Ona dokunma konusunda endişeli olsa da Mahiru düşünmeden onun saçına dokunduğu için sorun olmamalıydı. Sonuçta sadece kafasına dokunuyordu ve güvende olduğunu umuyordu.
Ama cidden, o gerçekten çok güzel.
Ona bir kez daha baktığında Mahiru’nun ne kadar güzel olduğuna hayran kaldı.
Evinin dört bir yanına dağılmış dergilerdeki modellerden çok daha güzel, hatta daha çekici olabilirdi.
Sonuçta fotoğraflara güvenilemezdi.
Yalnızca anları yakaladılar ve bu kolayca geliştirilebilir. Olduğu gibi yayınlanabilir, güzelleştirilebilir, hatta tahrif edilebilir.
Bu noktada Mahiru’nun güzelliği ve tatlılığı bozulmamıştı.
Bıkmadığı bu güzel yüze bakmaya devam ettikçe gözleri bulanıklaşmaya başladı.
Neden böyle? O da merak etti ama Mahiru elini saçından çekti ve aşağıya baktı.
Çok rahatsız görünüyordu, kıpırdandı. Kumandasını bıraktı ve yanındaki minderi kaldırdı.

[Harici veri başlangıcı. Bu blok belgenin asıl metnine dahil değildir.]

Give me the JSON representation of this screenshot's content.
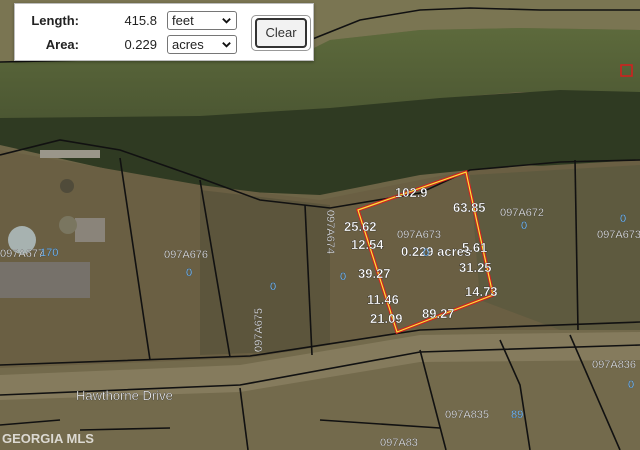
{
  "measure_panel": {
    "length_label": "Length:",
    "length_value": "415.8",
    "length_unit": "feet",
    "area_label": "Area:",
    "area_value": "0.229",
    "area_unit": "acres",
    "clear_label": "Clear"
  },
  "segment_labels": [
    "102.9",
    "63.85",
    "25.62",
    "12.54",
    "0.229 acres",
    "5.61",
    "39.27",
    "31.25",
    "14.73",
    "11.46",
    "21.09",
    "89.27"
  ],
  "parcel_labels": {
    "p1": "097A672",
    "p2": "097A673",
    "p3": "097A674",
    "p4": "097A675",
    "p5": "097A676",
    "p6": "097A677",
    "p7": "097A673",
    "p8": "097A836",
    "p9": "097A835",
    "p10": "097A83"
  },
  "parcel_values": {
    "v1": "0",
    "v2": "0",
    "v3": "0",
    "v4": "0",
    "v5": "0",
    "v6": "0",
    "v7": "170",
    "v8": "0",
    "v9": "89"
  },
  "street_label": "Hawthorne Drive",
  "watermark": "GEORGIA MLS",
  "colors": {
    "measure_outline": "#d71d1d",
    "measure_inner": "#f3e63c",
    "parcel_line": "#111111"
  }
}
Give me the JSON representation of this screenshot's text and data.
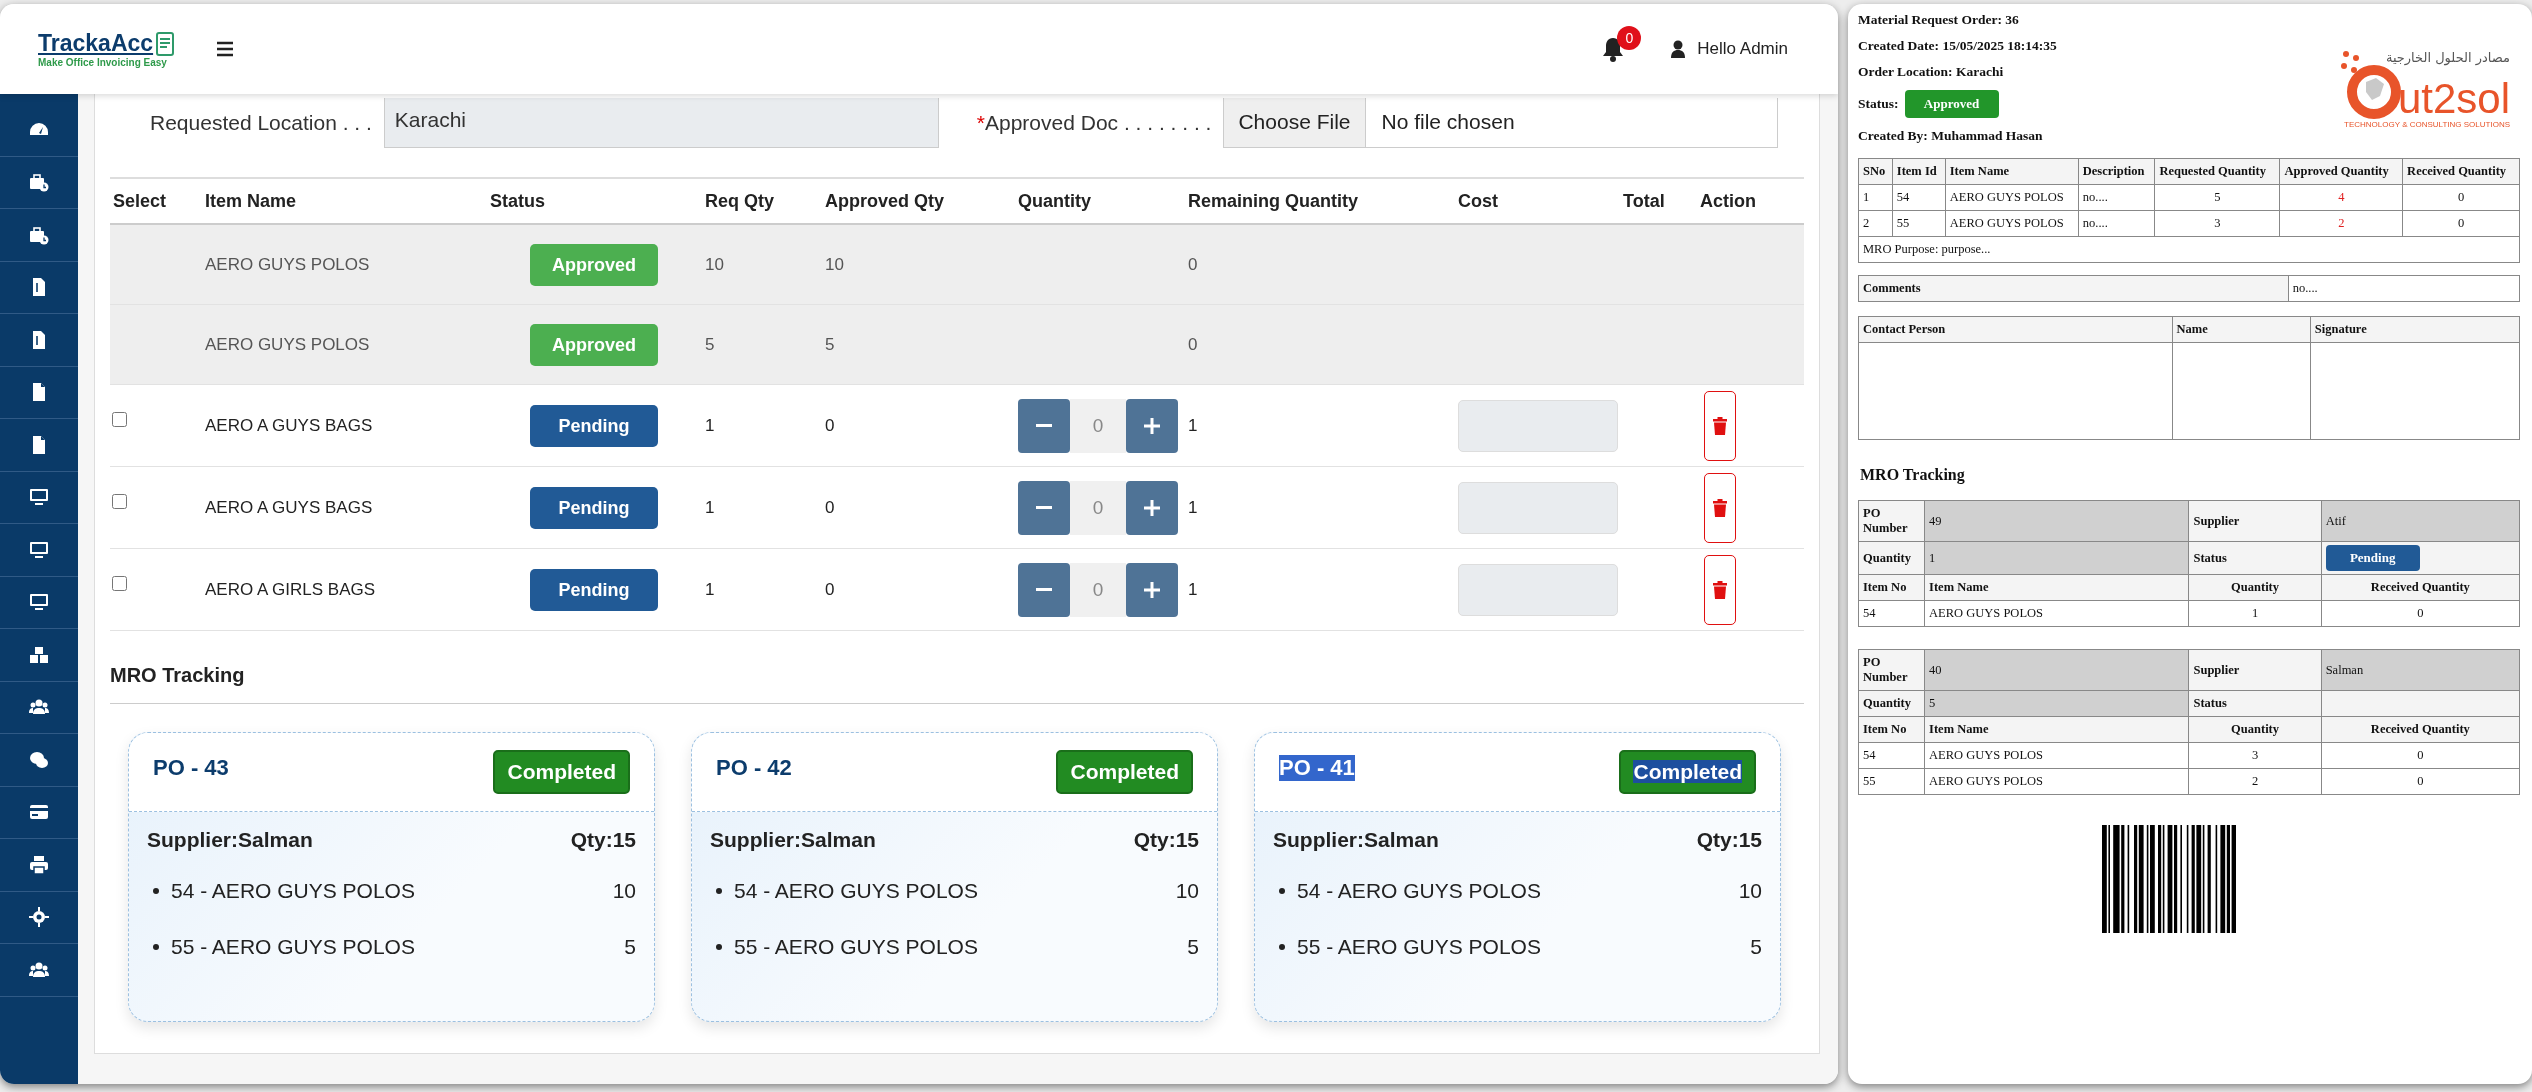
{
  "header": {
    "logo_name": "TrackaAcc",
    "logo_tagline": "Make Office Invoicing Easy",
    "notification_count": "0",
    "user": "Hello Admin"
  },
  "form": {
    "location_label": "Requested Location . . .",
    "location_value": "Karachi",
    "required_mark": "*",
    "doc_label": "Approved Doc . . . . . . . .",
    "file_button": "Choose File",
    "file_status": "No file chosen"
  },
  "table": {
    "columns": [
      "Select",
      "Item Name",
      "Status",
      "Req Qty",
      "Approved Qty",
      "Quantity",
      "Remaining Quantity",
      "Cost",
      "Total",
      "Action"
    ],
    "rows": [
      {
        "kind": "approved",
        "item": "AERO GUYS POLOS",
        "status": "Approved",
        "req_qty": "10",
        "approved_qty": "10",
        "remaining": "0"
      },
      {
        "kind": "approved",
        "item": "AERO GUYS POLOS",
        "status": "Approved",
        "req_qty": "5",
        "approved_qty": "5",
        "remaining": "0"
      },
      {
        "kind": "pending",
        "checked": false,
        "item": "AERO A GUYS BAGS",
        "status": "Pending",
        "req_qty": "1",
        "approved_qty": "0",
        "quantity": "0",
        "remaining": "1"
      },
      {
        "kind": "pending",
        "checked": false,
        "item": "AERO A GUYS BAGS",
        "status": "Pending",
        "req_qty": "1",
        "approved_qty": "0",
        "quantity": "0",
        "remaining": "1"
      },
      {
        "kind": "pending",
        "checked": false,
        "item": "AERO A GIRLS BAGS",
        "status": "Pending",
        "req_qty": "1",
        "approved_qty": "0",
        "quantity": "0",
        "remaining": "1"
      }
    ]
  },
  "tracking": {
    "title": "MRO Tracking",
    "cards": [
      {
        "po": "PO - 43",
        "status": "Completed",
        "supplier": "Supplier:Salman",
        "qty": "Qty:15",
        "text_selected": false,
        "items": [
          {
            "name": "54 - AERO GUYS POLOS",
            "qty": "10"
          },
          {
            "name": "55 - AERO GUYS POLOS",
            "qty": "5"
          }
        ]
      },
      {
        "po": "PO - 42",
        "status": "Completed",
        "supplier": "Supplier:Salman",
        "qty": "Qty:15",
        "text_selected": false,
        "items": [
          {
            "name": "54 - AERO GUYS POLOS",
            "qty": "10"
          },
          {
            "name": "55 - AERO GUYS POLOS",
            "qty": "5"
          }
        ]
      },
      {
        "po": "PO - 41",
        "status": "Completed",
        "supplier": "Supplier:Salman",
        "qty": "Qty:15",
        "text_selected": true,
        "items": [
          {
            "name": "54 - AERO GUYS POLOS",
            "qty": "10"
          },
          {
            "name": "55 - AERO GUYS POLOS",
            "qty": "5"
          }
        ]
      }
    ]
  },
  "document": {
    "info_lines": [
      "Material Request Order: 36",
      "Created Date: 15/05/2025 18:14:35",
      "Order Location: Karachi"
    ],
    "status_label": "Status:",
    "status": "Approved",
    "created_by": "Created By: Muhammad Hasan",
    "logo": {
      "arabic": "مصادر الحلول الخارجية",
      "brand": "ut2sol",
      "tagline": "TECHNOLOGY & CONSULTING SOLUTIONS"
    },
    "items_columns": [
      "SNo",
      "Item Id",
      "Item Name",
      "Description",
      "Requested Quantity",
      "Approved Quantity",
      "Received Quantity"
    ],
    "items": [
      [
        "1",
        "54",
        "AERO GUYS POLOS",
        "no....",
        "5",
        "4",
        "0"
      ],
      [
        "2",
        "55",
        "AERO GUYS POLOS",
        "no....",
        "3",
        "2",
        "0"
      ]
    ],
    "purpose": "MRO Purpose: purpose...",
    "comments_label": "Comments",
    "comments": "no....",
    "signature_columns": [
      "Contact Person",
      "Name",
      "Signature"
    ],
    "tracking_title": "MRO Tracking",
    "pos": [
      {
        "po_label": "PO Number",
        "po": "49",
        "supplier_label": "Supplier",
        "supplier": "Atif",
        "qty_label": "Quantity",
        "qty": "1",
        "status_label": "Status",
        "status": "Pending",
        "columns": [
          "Item No",
          "Item Name",
          "Quantity",
          "Received Quantity"
        ],
        "items": [
          [
            "54",
            "AERO GUYS POLOS",
            "1",
            "0"
          ]
        ]
      },
      {
        "po_label": "PO Number",
        "po": "40",
        "supplier_label": "Supplier",
        "supplier": "Salman",
        "qty_label": "Quantity",
        "qty": "5",
        "status_label": "Status",
        "columns": [
          "Item No",
          "Item Name",
          "Quantity",
          "Received Quantity"
        ],
        "items": [
          [
            "54",
            "AERO GUYS POLOS",
            "3",
            "0"
          ],
          [
            "55",
            "AERO GUYS POLOS",
            "2",
            "0"
          ]
        ]
      }
    ]
  }
}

“Erm. Pekâlâ….evet. Benim de sana bir Noel hediyem var.”
“O-oh, teşekkürler.”
Mahiru ne olduğunu sormaya fırsat bırakmadan yan tarafında gizlediği çantadan sarılı bir paket çıkardı.
“Ben akşam yemeğini hazırlayayım o zaman.”
“Eh? A-ah tamam…?”
Böyle dedi ve ayağa kalkmak için acele etti. Bu aşırı hızlı gelişme karşısında ne yapacağını şaşırmıştı.